Overcoming Obesity Bias in Healthcare

A woman’s obituary has recently gone viral. After suffering from inoperable cancer,  a Canadian woman named Ellen Bennett passed away. In her obituary, she criticized healthcare professionals for discriminating against her due to her obesity. According to the news outlets, it took many years to receive her cancer diagnosis. She had felt unwell for several years, but apparently was told to lose weight. There has been a wave of sympathy from other self-proclaimed “fat” women who share stories of how diseases and ailments went untreated because healthcare providers encouraged weight loss instead of other treatments.

I can imagine a discussion Mrs. Bennett must have had with her primary care doctor. Perhaps she complained of general fatigue and malaise. If she wasn’t puking, bleeding, or passing out, it wouldn’t be considered an emergency. Unexplained weight loss is usually the biggest red flag for cancer (in my experience). Providers may have assumed depression or fatigue related to her weight. “Lose weight you’ll feel better,” seems to be a pretty common response.

Obesity has been linked to increased risk of several diseases including heart disease (CAD), diabetes, sleep apnea, and high blood pressure. Many have argued that obesity does not indicate health. At age 18, I was nearly 200 lbs. with a BMI of 27 (considered overweight, though I have my issues with the BMI measurement). I had no significant health problems. My heart worked well, and my BP was normal. For all intents and purposes, I was a healthy adult. Though obesity may not indicate general health of a person, studies have shown that even having extra weight can put you at risk regardless of lifestyle. Being obese can also put you at risk during procedures and surgeries. My hospital will often refuse elective surgeries for patients with a BMI over 45 (with the exception of bariatric surgeries).

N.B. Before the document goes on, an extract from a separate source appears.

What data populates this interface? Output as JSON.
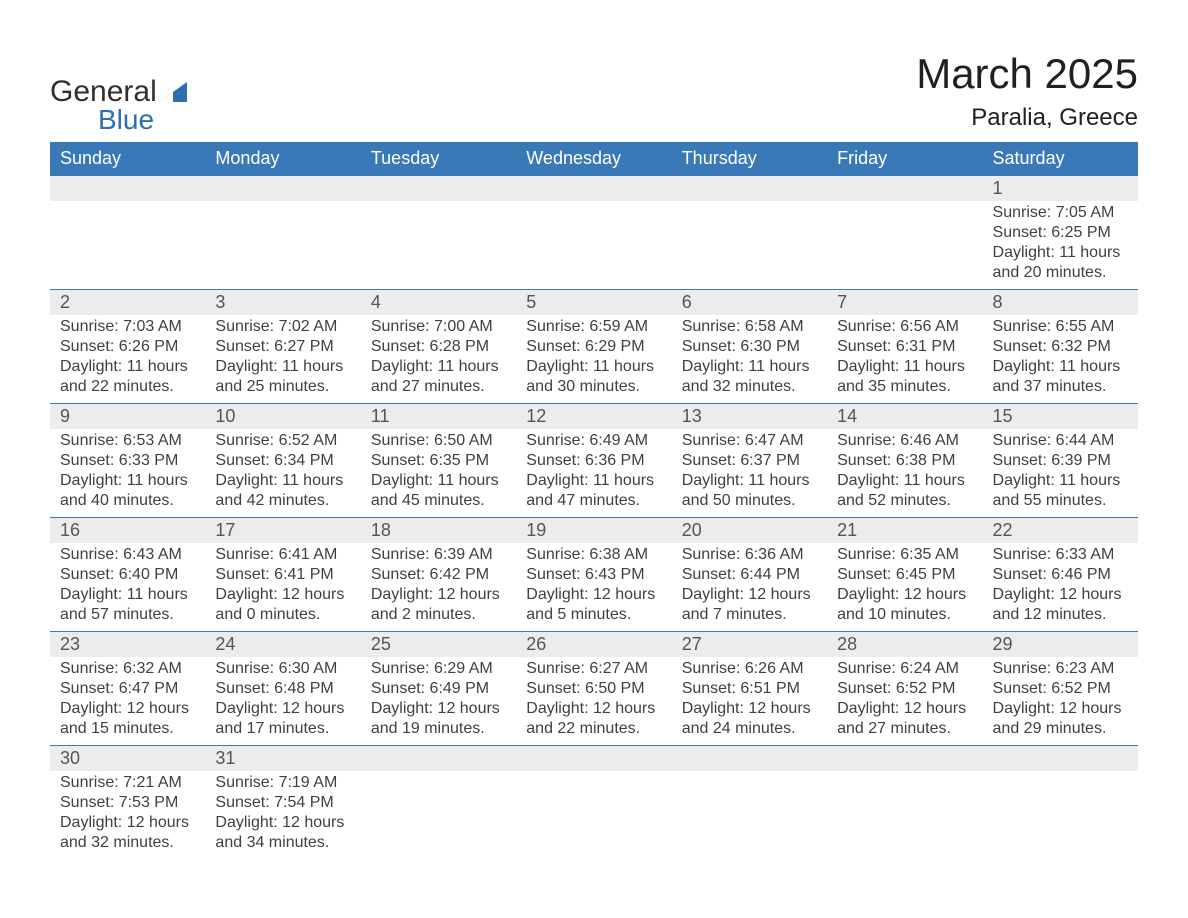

There’s a dangerous stigma associated with obesity. Many people feel that obesity is the result of “laziness” or “not caring enough” about their health. For some people, this may be the case. For many others, there are multiple unseen issues at work. I once met one woman who had a BMI of 56. A tragic miscarriage had resulted in depression and finding comfort in food (in addition to the weight gained during the pregnancy). Psychological problems, stress, genetics, disease processes, income, and many other factors affect weight.

Our responsibility as physicians is to provide the best care. We cannot approach patients assuming that they do not want to get better. It is irresponsible to place the entirety of a problem on a patient’s weight. When I worked with orthopedics, weight was often a discussion of topic. Surgeons performing knee replacements mentioned weight to alleviate strain on the joint, but also provided medications and injections prior to surgery. Weight was addressed, but not a reason to discriminate or withhold most treatment options. A spine provider encouraged weight loss for a healthier overall lifestyle, not necessarily to alleviate back pain. In his words, “skinny and fat people both have back pain.” Their weight wasn’t the cause, so it likely wouldn’t do much to help alleviate the problem.

Since I used to be overweight, I remember being sensitive about my weight. The training I’ve received at my clinic regarding obesity has been focused on sensitivity. No one wants to be wheeled in the “big” chair, so we’re supposed to refer to it as “bariatric” when necessary. Though we’ve improved hospital and clinic facilities to be more size-inclusive, sensitivity training doesn’t address the stigma associated with obesity. We need to look at weight management as part of the treatment plan, not the only treatment plan.